Lately I’ve been thinking about scars. I have my share of them, both internal and external, literal and figurative. Some I’ve had since childhood. Such as: that half-inch scar on my chin from the time I fell in front of a roaring fire and said hello to the living-room floor.
Then there’s the faint gray spot on a vein in the palm of my left hand, the imprint of a pencil that I dropped in fourth grade and then, as I reached down to get it, hit the floor eraser-first at a precise 90-degree angle and bounced straight up and stabbed me. (And I ask you, what are the chances?) The school nurse at Washington Primary informed me that, first of all, I was not going to die of acute lead poisoning, as pencils were made out of graphite, thank God, and second, I would bear the scar of this traumatic episode throughout my life. Of course she did not in fact use the phrase “traumatic episode,” but the sight of that school-bus-yellow Number 2 dangling from my innocent appendage stuck with me for perpetuity, along with the scar.
Of the marks and defects acquired since adulthood, my favorites trace back to my eight years playing soccer and my three rounds of pregnancy and childbirth, as I’ve derived too much joy from both; I’ll never rue the day I earned those scars.
Another flaw I love is the thin white slice on the back of my right hand, below and between the knuckles of my pinky and ring finger. That one I got in the summer of 1991, just before my wedding to Chris, on the day I lugged all my worldly crap out of my triple-decker apartment in Somerville, Mass., and packed it into a U-Haul for the move to Albany.
While woman-handling a file cabinet into submission, a drawer slipped out and gashed my hand. It was deep. The blood spilled out with fulsome gore. But because I was young and cheap and also stupid; because I had paid the one-way rate; because I had to get the damn truck back to damn Boston that same damn night, dammit; and because the clock was already ticking, and I was already late, and did I mention that I was young and cheap and also stupid, I trundled off into the morning and onto the Pike with a plentifully bleeding hand. I grabbed a bottle of rubbing alcohol from my load of worldly crap and spent the trip to Albany dousing it while driving. Don’t ask me how I managed to drive and pour without the acquisition of a third hand. I don’t remember. I just remember pulling up to Chris’s apartment at the intersection of Park and Delaware in shorts soaked with blood and alcohol.
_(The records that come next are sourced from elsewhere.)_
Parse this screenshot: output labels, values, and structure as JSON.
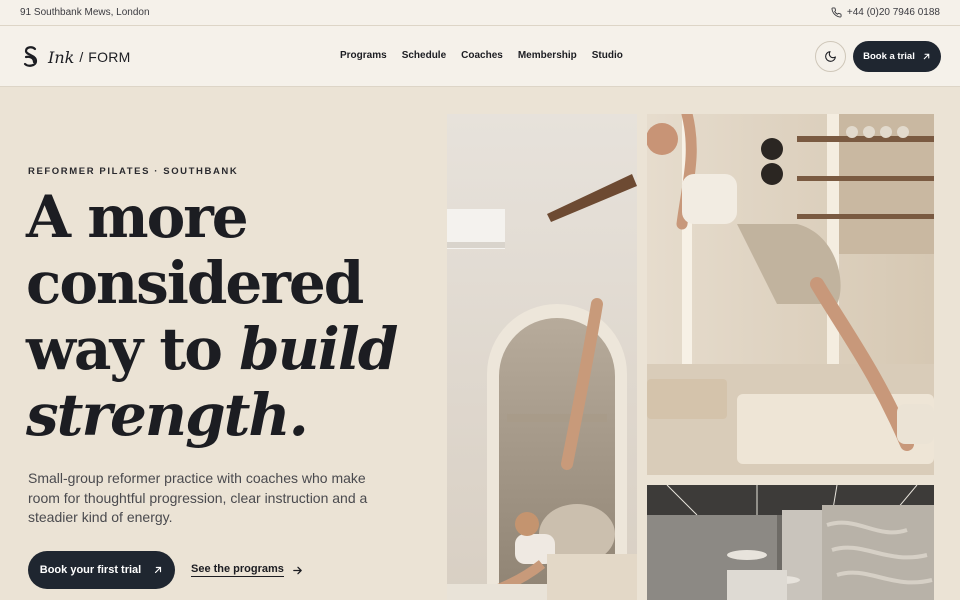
{
  "topbar": {
    "address": "91 Southbank Mews, London",
    "phone": "+44 (0)20 7946 0188",
    "phone_icon": "phone-icon"
  },
  "brand": {
    "name_script": "Ink",
    "separator": "/",
    "name_caps": "FORM",
    "logo_icon": "ink-s-logo-icon"
  },
  "nav": {
    "items": [
      {
        "label": "Programs"
      },
      {
        "label": "Schedule"
      },
      {
        "label": "Coaches"
      },
      {
        "label": "Membership"
      },
      {
        "label": "Studio"
      }
    ],
    "theme_icon": "moon-icon",
    "book_label": "Book a trial",
    "book_icon": "arrow-up-right-icon"
  },
  "hero": {
    "eyebrow": "REFORMER PILATES · SOUTHBANK",
    "headline": {
      "line1": "A more",
      "line2": "considered",
      "line3_regular": "way to ",
      "line3_italic": "build",
      "line4_italic": "strength."
    },
    "subcopy": "Small-group reformer practice with coaches who make room for thoughtful progression, clear instruction and a steadier kind of energy.",
    "cta_primary": "Book your first trial",
    "cta_primary_icon": "arrow-up-right-icon",
    "cta_secondary": "See the programs",
    "cta_secondary_icon": "arrow-right-icon"
  },
  "colors": {
    "background": "#ebe3d5",
    "header": "#f5f1ea",
    "ink": "#1c1d22",
    "button": "#1f2630"
  }
}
You can see why I love this scar: It marks the beginning of my life with my late husband. I can’t regard it without remembering that day, that man, that life; I look at the closed wound, and the skin that formed around it, and recall our 20 years together.
My biggest scars show no outward trace. But in the the two and a half years since my kids and I absorbed the sudden blow of losing Chris, a rough but healing dermis has formed around that wound, as well. A whole lot of life has occurred between then and now. The grief is still there. We can put our fingers on it, feel the bone beneath it, see the pucker of skin around its glossy ridge. It never fades, not completely — and it can hurt like hell during a flare-up. But our lives have grown around it. And thank God, they just keep growing.
5 thoughts on “the skin of life”
Oh Amy–this is so good. Clarissa Pinkola-Estes says, “when people ask you who you are tell them you belong to the Scar Clan.” We do.
Fabulous as always, Amy.
Beautiful. (The bouncing pencil scar begs for a demo!)
I read this in the Times Union today, and it really hit home. Thank you for sharing your insights. You are an inspiration. (P.S. I read the home page, and I’m glad to hear that your son is on the mend.)